Geschichte lebendig machen – das war das Ziel eines besonderen Medienprojekts, das im Sommersemester 2026 am Zentrum für Medien und Kommunikation (ZMK) der Universität Passau realisiert wurde. Das Labor für Demokratiebildung organisierte und produzierte im TV-Studio ein bewegendes Zeitzeugeninterview. Die Idee ist einfach, aber wirkungsvoll: Studierende sollen nicht nur über die Geschichte der DDR lernen, sondern sie sozusagen in ein Klassenzimmer holen.
Von der Theorie zur Praxis: Ein Projekt mit Tiefgang
Als Interviewpartner standen Dr. Elke und Bernd Dämmrich zur Verfügung, die in der DDR wegen eines Fluchtversuchs inhaftiert, von ihren Kindern getrennt und zu einer mehrjährigen Haftstrafe verurteilt worden waren. Ihre persönliche Geschichte wurde im TV-Studio des ZMK aufgezeichnet.
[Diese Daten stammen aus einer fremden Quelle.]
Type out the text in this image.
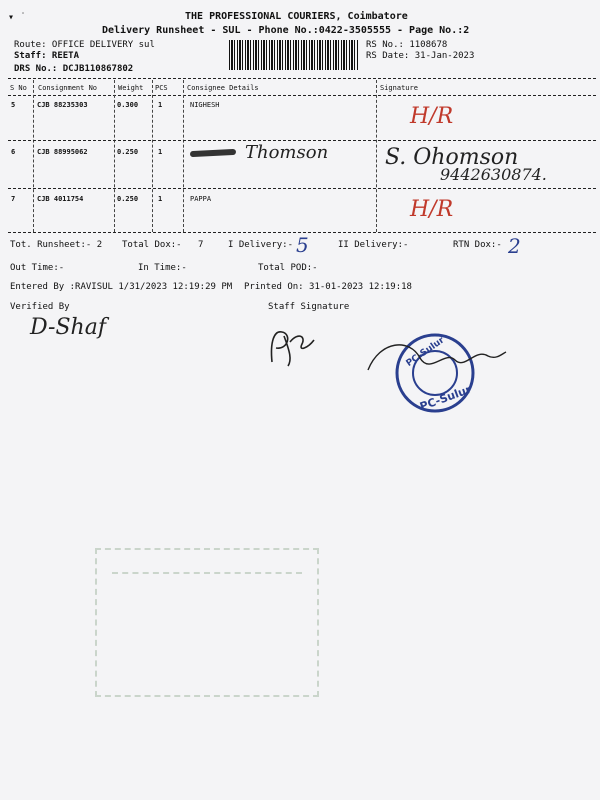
▾ ˙	THE PROFESSIONAL COURIERS, Coimbatore
Delivery Runsheet - SUL - Phone No.:0422-3505555 - Page No.:2
Route: OFFICE DELIVERY sul
Staff: REETA
DRS No.: DCJB110867802
RS No.: 1108678
RS Date: 31-Jan-2023
S No Consignment No	Weight PCS	Consignee Details	Signature
5	CJB 88235303	0.300	1	NIGHESH	H/R
6	CJB 88995062	0.250	1	Thomson	S. Ohomson
9442630874.
7	CJB 4011754	0.250	1	PAPPA	H/R
Tot. Runsheet:- 2 Total Dox:- 7	I Delivery:- 5	II Delivery:-	RTN Dox:- 2
Out Time:-	In Time:-	Total POD:-
Entered By :RAVISUL 1/31/2023 12:19:29 PM Printed On: 31-01-2023 12:19:18
Verified By	Staff Signature
D-Shaf
PC-Sulur
PC-Sulur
Das Videomaterial des dreistündigen Gesprächs dient Studierenden in kommenden Semestern als Grundlage für die didaktische und visuelle Aufbereitung von offenem Lehrmaterial für Schulen zu Themen wie Freiheit und Unfreiheit in politischen Systemen, Menschenrechten und politischem Handeln.
Die Fragetechnik folgte dabei den Prinzipien der Oral History: Statt suggestiver Fragen gab es einen Leitfaden, der Raum für persönliche Erzählungen bot. So wurden nicht nur historische Fakten transportiert, sondern auch Emotionen und individuelle Perspektiven sichtbar – ein entscheidender Mehrwert für jeden, der sich später mit dem Material auseinandersetzt.
Hinter den Kulissen: Ein Zusammenspiel aus Technik und Didaktik
Damit das Interview fachlich anspruchsvoll und gleichzeitig nachbearbeitbar blieb, arbeiteten das Labor für Demokratiebildung und das Medienzentrum eng zusammen. Während das Gespräch von der Projektleiterin geführt wurde, kümmerten sich die Fachleute des ZMK um Setting, Aufnahme, Beleuchtung und Ton.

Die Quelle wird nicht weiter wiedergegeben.